On the contrary, the movies are profoundly Catholic with a clear Christian message of the importance of faith, hope and love, forgiveness and the eternal struggle between good and evil.
Hellboy’s faith is the driving force in his life. It offers him structure and guidance in times of moral confusion.
In fact, in the first movie, in a moment of moral indecision, he was reminded of his duty to God by the sight of his rosary’s crucifix searing into his otherwise flame-resistant hide.
In fact, like many Catholics, Hellboy carries a rosary with him at all times. In Issue No. 3 of the comic, while fishing through his pockets for an appropriate weapon against his adversary, his beads fall out of his pocket.
Hellboy II, released July 11, reminded me of how much Hollywood is indebted to Catholicism. We stand as a symbol of hope in the struggle against evil. When flocks of vampires attack your town, who are you going to call? Filmmakers know the presence of the Church, whether portrayed positively or alas, negatively, as has been the case for a generation or more, adds weight to a plot.
This convergence of art and faith is a rich and fascinating one, especially in our secular times. Hellboy shows us a way of making Catholicism accessible to the unchurched.
Many of us might remember how Marvel published comic-style biographies of Pope John Paul II, St. Francis of Assisi and Mother Teresa in the 1990s. British artist Rich Johnston’s “The Flying Friar,” a graphic novel about St. Joseph of Cupertino, was an immediate financial and artistic success. The Daughters of St. Paul published a 10-part comic series on popular saints including Joan of Arc, Martin de Porres, Maximilian Kolbe and Thérèse of Lisieux.
Even Milwaukee Archbishop Timothy Dolan, understanding the power that this art form can command, had himself redrawn in a comics-style character that greets young readers to the kids’ page of his archdiocesan newspaper the Catholic Herald.
Sean Pryor, a graphic novelist in New York City, spoke recently on the topic of religion in comics.
“A growing trend in graphic novels and comics is to portray spirituality, which is something that was largely avoided in the early days of comics,” he explained. “Religion is all the vogue in the graphic novel and comics medium and is definitely here to stay.”

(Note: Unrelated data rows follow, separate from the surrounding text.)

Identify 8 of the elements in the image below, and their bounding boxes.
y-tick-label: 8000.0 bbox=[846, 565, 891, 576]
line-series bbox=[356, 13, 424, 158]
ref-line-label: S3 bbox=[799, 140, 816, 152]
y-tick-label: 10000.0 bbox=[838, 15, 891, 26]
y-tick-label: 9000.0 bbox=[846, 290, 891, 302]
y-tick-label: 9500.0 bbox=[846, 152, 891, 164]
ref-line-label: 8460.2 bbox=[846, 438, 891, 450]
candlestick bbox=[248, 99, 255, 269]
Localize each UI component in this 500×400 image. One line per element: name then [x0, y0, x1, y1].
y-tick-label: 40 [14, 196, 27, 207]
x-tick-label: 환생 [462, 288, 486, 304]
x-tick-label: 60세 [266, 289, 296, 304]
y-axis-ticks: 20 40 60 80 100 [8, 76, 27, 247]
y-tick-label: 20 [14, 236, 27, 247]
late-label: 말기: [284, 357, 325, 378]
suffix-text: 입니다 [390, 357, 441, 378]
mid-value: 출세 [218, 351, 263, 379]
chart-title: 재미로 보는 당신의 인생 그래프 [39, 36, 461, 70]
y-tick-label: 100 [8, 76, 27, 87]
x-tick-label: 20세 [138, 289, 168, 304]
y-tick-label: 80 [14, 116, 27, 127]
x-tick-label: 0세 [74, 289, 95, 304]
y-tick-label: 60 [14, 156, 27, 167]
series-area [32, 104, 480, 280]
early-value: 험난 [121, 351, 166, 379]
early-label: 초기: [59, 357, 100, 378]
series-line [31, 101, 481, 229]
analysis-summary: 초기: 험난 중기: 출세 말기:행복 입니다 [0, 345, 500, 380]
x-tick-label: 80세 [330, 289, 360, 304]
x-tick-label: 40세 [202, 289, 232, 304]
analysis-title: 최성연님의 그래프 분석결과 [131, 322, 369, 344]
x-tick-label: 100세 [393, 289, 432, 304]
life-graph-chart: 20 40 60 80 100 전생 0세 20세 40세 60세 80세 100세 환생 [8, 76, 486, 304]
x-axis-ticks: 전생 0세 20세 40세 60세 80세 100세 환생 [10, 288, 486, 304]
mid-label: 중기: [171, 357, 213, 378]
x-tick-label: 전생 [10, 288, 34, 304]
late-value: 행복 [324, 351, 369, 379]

In the comic book multiverse, you can find nearly 140 Catholic superheroes, 17 Muslim superheroes and approximately 120 Jewish ones. Consider some of the well-known Catholic superheroes:
n Erasmus possesses the most powerful mind in the world, and his Catholic spirituality directs him as to how to best use his gifts to fight against those who subvert justice and terrorize the innocent.
n Daredevil (aka Matt Murdock) is the blind superhero played by Ben Affleck in the film adaptation.
n El Gato Negro is a Neocatechumenate.
n Nightcrawler (aka Kurt Wagner) is a demonic-looking, blue-skinned superhero with fangs, pointy ears, a forked take and crooked dog legs. He also had studied for the priesthood.
Nightcrawler’s devotion to Christ and the Blessed Mother, his heroic understanding of love and justice, and a keen understanding of the difference between good and evil, make him an excellent Christian superhero. He even prays for his enemies.
n The Punisher (aka Frank Castle) is a former Catholic seminary student. It’s understandable where and how he got his unshakable sense of justice.
n Both the Hulk (aka Bruce Banner) and his wife, Betty Ross, are Catholic. In fact, Banner almost became a priest.
And on the list goes. You can find an unofficial listing at Adherents.com/lit/comics. Parents take note, however: These movies and their comic book counterparts are often geared for teens and older.
In order to make the fictional characters who artistically represent our deepest hopes and struggles appear more human, they are frequently depicted as being seekers of religious truth.
If not, it would be difficult to explain the characters’ certitude as to the true nature of good and evil and how they fit into the grand scheme of things. How else does a hero identify the source of his knowledge of good and evil?
Angelo Stagnaro writes from New York City.